If a wise President has doubts about certain people with power he keeps them under control by his own dominant influence in his own surrounding. Keep them busy by standing supreme and make them compliant by friendly decisive corrections to conclude discussions about the policies. The Brzezinski-figure in March 2009 81 years old, is almost dead and not as important and connected as the Clintons. Ideas about a total helpless, trainee President Obama, without any shadow of a personal vision or influence, who takes immediately the matching colour of his changing backgrounds over, even from opponents and is therefore already preparing to destroy Europe by a full-scale nuclear war, or any other idiocy, because some ugly one in his rear-sight thinks that this is a good idea… no, that idea about Obama is not very believable.
I know intensely proved high talented people and how consistent they can be to reach their goals in life, with patience and some slight dirty tricks or forcing tactics reaching what is planned. That’s life. You have to compete to be the best with the highest ambitions and there is nothing wrong with that.

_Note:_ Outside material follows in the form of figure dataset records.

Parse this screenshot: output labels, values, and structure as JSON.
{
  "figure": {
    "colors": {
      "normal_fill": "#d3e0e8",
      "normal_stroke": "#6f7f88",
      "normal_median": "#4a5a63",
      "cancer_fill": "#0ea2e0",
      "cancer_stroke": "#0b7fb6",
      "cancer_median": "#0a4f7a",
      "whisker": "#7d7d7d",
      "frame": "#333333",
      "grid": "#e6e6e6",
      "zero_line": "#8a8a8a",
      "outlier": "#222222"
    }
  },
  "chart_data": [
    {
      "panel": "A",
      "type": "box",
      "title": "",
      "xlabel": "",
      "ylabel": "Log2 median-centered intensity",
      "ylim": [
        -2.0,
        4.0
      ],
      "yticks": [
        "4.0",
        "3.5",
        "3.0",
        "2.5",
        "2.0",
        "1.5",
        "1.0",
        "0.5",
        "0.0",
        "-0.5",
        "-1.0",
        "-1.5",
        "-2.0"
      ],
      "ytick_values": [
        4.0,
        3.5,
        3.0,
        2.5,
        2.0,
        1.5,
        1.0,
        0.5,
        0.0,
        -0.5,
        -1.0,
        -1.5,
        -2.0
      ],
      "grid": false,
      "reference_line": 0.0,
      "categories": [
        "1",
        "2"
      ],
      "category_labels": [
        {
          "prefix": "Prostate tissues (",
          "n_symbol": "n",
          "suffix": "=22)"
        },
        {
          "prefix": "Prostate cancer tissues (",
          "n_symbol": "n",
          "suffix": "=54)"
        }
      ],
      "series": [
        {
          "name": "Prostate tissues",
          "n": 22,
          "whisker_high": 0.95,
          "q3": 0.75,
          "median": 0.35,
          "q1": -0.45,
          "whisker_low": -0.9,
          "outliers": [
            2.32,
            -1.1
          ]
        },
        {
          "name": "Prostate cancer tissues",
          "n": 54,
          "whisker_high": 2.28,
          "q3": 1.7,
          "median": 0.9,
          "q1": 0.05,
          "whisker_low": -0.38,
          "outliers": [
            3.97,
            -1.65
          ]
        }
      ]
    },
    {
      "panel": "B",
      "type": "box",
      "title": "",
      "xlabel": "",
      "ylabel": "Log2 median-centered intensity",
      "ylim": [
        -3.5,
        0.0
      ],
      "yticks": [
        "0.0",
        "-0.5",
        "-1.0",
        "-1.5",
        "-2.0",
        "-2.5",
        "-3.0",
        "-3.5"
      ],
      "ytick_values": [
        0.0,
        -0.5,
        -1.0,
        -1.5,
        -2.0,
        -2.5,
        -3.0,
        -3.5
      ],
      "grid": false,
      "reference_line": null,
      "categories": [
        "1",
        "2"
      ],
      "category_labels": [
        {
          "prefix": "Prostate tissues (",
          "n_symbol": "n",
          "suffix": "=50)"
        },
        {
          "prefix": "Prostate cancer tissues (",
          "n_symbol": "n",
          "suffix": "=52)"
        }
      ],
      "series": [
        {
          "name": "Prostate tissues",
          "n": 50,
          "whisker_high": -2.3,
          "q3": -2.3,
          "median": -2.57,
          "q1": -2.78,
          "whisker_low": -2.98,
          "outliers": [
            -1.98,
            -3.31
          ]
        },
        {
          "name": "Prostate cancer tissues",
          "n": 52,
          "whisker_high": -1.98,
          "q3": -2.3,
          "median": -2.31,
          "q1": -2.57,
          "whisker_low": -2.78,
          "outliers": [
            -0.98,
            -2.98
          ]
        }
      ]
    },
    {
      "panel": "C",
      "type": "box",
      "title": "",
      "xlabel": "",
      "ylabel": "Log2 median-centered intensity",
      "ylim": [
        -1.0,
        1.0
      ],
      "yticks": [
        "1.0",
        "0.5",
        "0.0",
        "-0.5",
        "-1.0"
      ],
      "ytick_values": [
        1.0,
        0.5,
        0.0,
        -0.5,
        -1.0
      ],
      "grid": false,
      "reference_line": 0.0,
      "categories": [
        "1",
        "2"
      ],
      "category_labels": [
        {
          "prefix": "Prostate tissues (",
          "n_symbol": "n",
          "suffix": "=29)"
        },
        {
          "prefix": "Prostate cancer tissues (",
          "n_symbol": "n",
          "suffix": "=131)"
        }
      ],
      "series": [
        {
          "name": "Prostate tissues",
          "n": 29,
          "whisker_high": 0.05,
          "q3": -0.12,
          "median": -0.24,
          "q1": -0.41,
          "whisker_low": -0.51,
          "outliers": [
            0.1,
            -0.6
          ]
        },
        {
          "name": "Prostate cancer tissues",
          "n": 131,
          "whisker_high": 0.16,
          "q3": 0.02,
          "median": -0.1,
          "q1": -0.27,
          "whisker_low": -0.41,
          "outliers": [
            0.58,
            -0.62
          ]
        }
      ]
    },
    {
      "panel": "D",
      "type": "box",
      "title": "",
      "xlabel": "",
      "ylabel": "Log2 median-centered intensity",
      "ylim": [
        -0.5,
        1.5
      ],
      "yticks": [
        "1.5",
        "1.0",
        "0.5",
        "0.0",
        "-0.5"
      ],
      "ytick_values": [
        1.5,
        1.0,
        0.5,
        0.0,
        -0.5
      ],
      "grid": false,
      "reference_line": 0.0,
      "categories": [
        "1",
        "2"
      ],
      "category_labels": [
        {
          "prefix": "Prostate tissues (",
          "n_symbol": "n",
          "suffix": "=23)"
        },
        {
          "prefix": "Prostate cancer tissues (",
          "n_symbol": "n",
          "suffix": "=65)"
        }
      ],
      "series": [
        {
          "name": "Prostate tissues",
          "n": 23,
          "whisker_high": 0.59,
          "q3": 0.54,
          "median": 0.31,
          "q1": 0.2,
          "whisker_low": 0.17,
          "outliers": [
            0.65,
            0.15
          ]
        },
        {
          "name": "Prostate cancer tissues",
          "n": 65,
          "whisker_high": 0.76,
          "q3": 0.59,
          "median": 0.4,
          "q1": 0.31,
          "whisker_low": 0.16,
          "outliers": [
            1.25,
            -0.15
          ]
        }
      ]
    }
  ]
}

That’s how a President has to behave.
I have to remind the message writer the factual circumstances that the President elect is not the current President, but he is elected to become President on the 20th of January and he has not done anything. So, you are addicted to accuse the POTUS of all evil, a nice habit so far concerning the war-criminal Bush43, but it has to stop now. You have to kick that habit with Barack Obama, even if he has not had any chance to do something evil as effective POTUS.
We may expect that he will change something, but of course he will be inaugurated like any president before him. That’s exactly the same procedure. He will live with his family in the White House too, just like former presidents. Yes, that's all the same.
It happens to be that I share a lot of Obama’s rare habit to behave exceptional normal. I fully understand that.
Such a kind of people want to realize substantial gains, each prioritized in a well-known comprehensive program, with a large variety of tactics and tools, both hidden tools and public tools. So he writes the marching orders and the rules of conduct. His servants (like Hilary Clinton) are due to obedience. He can command the Secretary of State and the Secretary of Defense as well as any other member of his staff and Cabinet, but he can not command a Senator or Representative in the House. And this one is an extremely strong leader, full aware of his personal power, reaching higher than any president in my lifetime.
It is an honour for his Cabinet members and advisors to sit at his feet and they know that.
The harsh character of such a strong leader will not show up in public and they will adore that.
It is his job to be decisive.

They (the new President elect and Zbigniew Kazimierz Brzezinski) are even more aggressive than the ones of Bush43 ??? That’s total nonsense.